Saudi Arabia, the world’s largest crude exporter, cut pricing for March oil sales to Asia, signaling that they are continuing to fight for market share. State-owned Saudi Arabian Oil Co. (Saudi Aramco) lowered its official selling price for Arab Light crude by 90 cents to $2.30 a barrel less than Middle East benchmarks.
Middle Eastern producers are increasingly competing with cargoes from Latin America, Africa and Russia for buyers in Asia. China was the world’s second-biggest crude consumer after the US in 2014, according to International Energy Agency data.
Oil prices have collapsed since the Organization of Petroleum Exporting Countries decided to maintain its output target on November 27, fanning speculation that Saudi Arabia and other members were determined to let North American shale drillers and other producers share the burden of reducing an oversupply.

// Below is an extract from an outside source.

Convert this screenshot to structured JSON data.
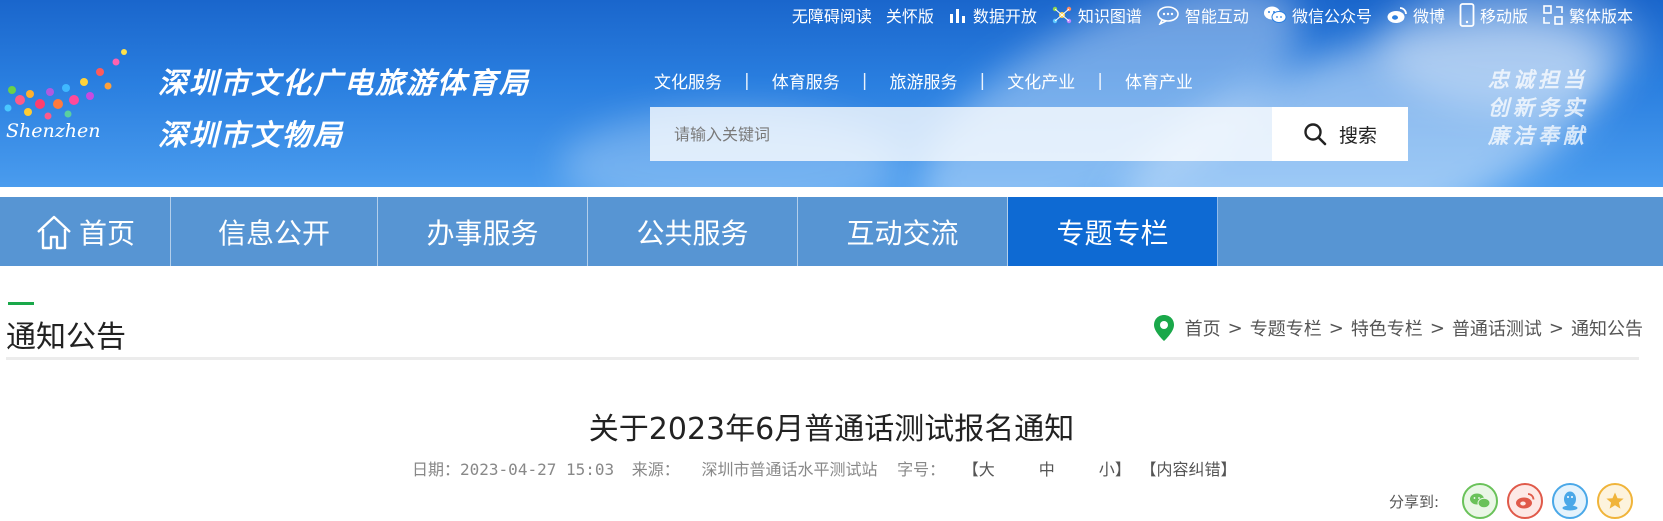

Saudi Aramco cut differentials on each of the four other grades it sells to Asia, its largest market, and raised them to the US, northwest Europe and the Mediterranean region. The discount on Extra Light crude to Asia also dropped to a low of at least 14 years and Arab Medium was cut to within 10 cents of its record discount for buyers in Asia.
Persian Gulf oil producers sell most of their crude under long-term contracts to refiners. Most of the region’s state oil companies price their oil at a premium or discount, also known as the differential, to a benchmark. For Asia the benchmark is the average of Oman and Dubai oil grades.
Saudi Arabia’s share among the top three suppliers to China fell to 37 percent in December, from 44 percent in October, as the country lost ground to Angola and Russia. Saudi Aramco is in contention with Mexico to be the second-largest supplier behind Canada.
The kingdom’s state oil producer raised the differentials on all crude it will ship to the US next month by 15 cents a barrel, pushing the premium for Arab Light to 45 cents more than the US Gulf Coast benchmark.
Saudi Aramco took the oil market by surprise when it trimmed its November crude pricing to five-year lows for Asia, signaling the biggest producer in OPEC would defend its market share rather than seek to prop up prices.